Today is Sunday, and I love Sunday's. There is something about them, not just because I attend our church on Sunday, but there is a solidness about Sunday's for me. Doesn't it seem like each day of the week has it's own feel to it? I know the Bible says "this is the day that the Lord has made, we will rejoice and be glad in it" so God has blessed all days for us, but there is just something special about Sunday's.
My reading today was Genesis 35,36 & 37.
It never ceases to amaze me how much can happen in just a few pages of the Bible. Big stuff. In chapter 35 alone are the records of Rachel's and Isaac's death.
Rachel dies giving birth to her last son, who her husband Jacob names Benjamin. (I'm a little partial to Benjamin, as my only son bears the same name). I thought back to previous chapters and how much Jacob loved Rachel. How hard he worked for her brother Laban for 20 years just because he loved her so much. I remember in Genesis 29:20 how Jacob had worked the first 7 years for her hand in marriage and it says "and they seemed to him but a few days because of the love he had for her."
Chapter 35 doesn't record any emotion from Jacob about the loss of Rachel, but I could almost feel his grief. It says that "he set up a pillar over her tomb, which is there to this day". The only other times that Jacob sets up pillars are in the places where he has met with The Lord God Almighty. That's interesting to me because the marriage relationship is a "type" of the relationship we are to have with God.

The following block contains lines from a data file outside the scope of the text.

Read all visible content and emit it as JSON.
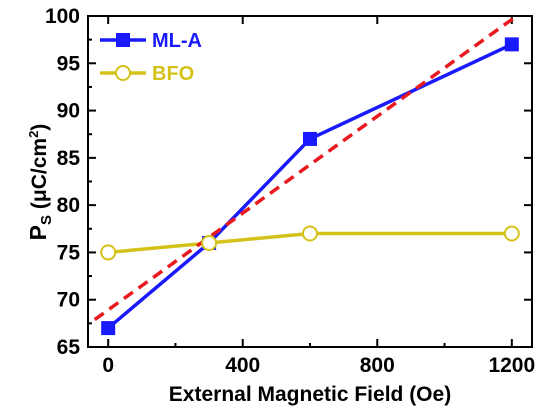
{
  "chart_data": {
    "type": "line",
    "xlabel": "External Magnetic Field (Oe)",
    "ylabel": {
      "main": "P",
      "sub": "S",
      "unit_prefix": " (μC/cm",
      "unit_sup": "2",
      "unit_suffix": ")"
    },
    "xlim": [
      -60,
      1260
    ],
    "ylim": [
      65,
      100
    ],
    "xticks": [
      0,
      400,
      800,
      1200
    ],
    "yticks": [
      65,
      70,
      75,
      80,
      85,
      90,
      95,
      100
    ],
    "legend_position": "top-left",
    "series": [
      {
        "name": "ML-A",
        "color": "#1a1aff",
        "marker": "filled-square",
        "x": [
          0,
          300,
          600,
          1200
        ],
        "y": [
          67,
          76,
          87,
          97
        ]
      },
      {
        "name": "BFO",
        "color": "#d4c21a",
        "marker": "open-circle",
        "x": [
          0,
          300,
          600,
          1200
        ],
        "y": [
          75,
          76,
          77,
          77
        ]
      }
    ],
    "fit_line": {
      "color": "#e8191f",
      "style": "dashed",
      "x": [
        -40,
        1230
      ],
      "y": [
        67.9,
        100.4
      ]
    }
  }
}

Chapter 36 contains genealogy records of Esau, which although hard to read, line by line (it would be so easy to just skim over the genealogies) sometimes you come upon real nuggets of information right smack dab in the middle of a genealogy, but I can't say that I did in chapter 36. On to chapter 37.
Chapter 37 contains the awesome story of Joseph, the dreamer. How out of jealously his brothers throw him into a pit, later to be sold to Midianite traders, passing by. The brothers devise a lie to tell their father Jacob, who loved Joseph. Again we see the pattern of deception in the line of Jacob. Jacob is distraught at the thought of his beloved Joseph being eaten by wild animals and cannot be comforted in the loss of his son. Imagine those brothers seeing their dad go through such agony and knowing all the while that Joseph was still alive. Just to cover up their evil doings.
Chapter 37 ends with Joseph being sold in Egypt to Potiphar, an officer of Pharaoh. Joseph is about to be tested in many ways. I'm really looking forward to my Bible reading tomorrow. I hope you are as well!